The ruling came after conservatives from the governing right-wing Law and Justice (PiS) party submitted a motion to the tribunal, asking them to review the law.
The ruling lays the legal framework for PiS lawmakers to approve draft legislation that would ban the termination of pregnancies in the case of congenital defects — one of the few instances under which a pregnancy could still legally be terminated in the country.
Polish lawmakers considered legislation earlier this year that would have imposed a near-total ban on abortion by outlawing the procedure in the event of fetal abnormalities — including if a fetus has no chance of survival.
The introduction of the latest restrictions subsequently spurred a nationwide outcry over women's rights.
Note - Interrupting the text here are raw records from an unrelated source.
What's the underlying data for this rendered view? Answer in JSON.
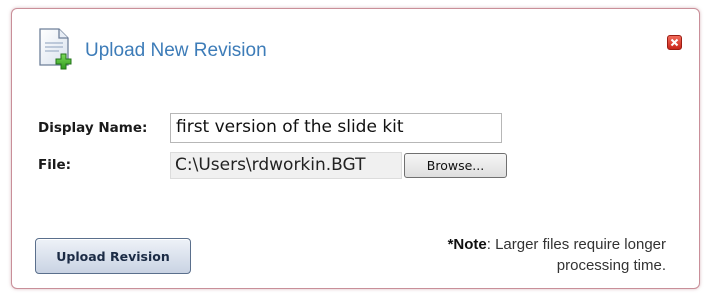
{
  "dialog": {
    "title": "Upload New Revision",
    "close_icon": "close-icon",
    "header_icon": "document-add-icon",
    "accent_color": "#3d7cb8",
    "close_color": "#d8342a"
  },
  "form": {
    "display_name_label": "Display Name:",
    "display_name_value": "first version of the slide kit",
    "file_label": "File:",
    "file_value": "C:\\Users\\rdworkin.BGT",
    "browse_label": "Browse..."
  },
  "footer": {
    "upload_button_label": "Upload Revision",
    "note_prefix": "*Note",
    "note_line1": ": Larger files require longer",
    "note_line2": "processing time."
  }
}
The NGO Akcja Demokracja (Action Democracy) said that more than 210,000 people had signed its petition against the PiS-proposed changes.
The Council of Europe was quick to condemn the ruling, with the council's human rights chief calling it "a sad day for women's rights."
"Removing the basis for almost all legal abortions in #Poland amounts to a ban & violates #HumanRights," the council's Commissioner for Human Rights Dunja Mijatovic tweeted.
Abortion rights groups held protests earlier this week, with demonstrators gathering on Thursday in front of the Constitutional Court building.
Critics say Poland's top court may have acted on the ruling PiS party's behalf, as the panel is primarily comprised of PiS-appointed judges.
The party has denied trying to influence rulings, and says that its reforms to the judicial system only aim to make the courts more efficient and fair.
Fewer than 2,000 legal abortions take place annually, in the country of 38 million people. However, rights groups estimate that up to 200,000 procedures are performed illegally or abroad. Attempts to tighten the abortion law in 2016 were scrapped after tens of thousands took to the streets in protest.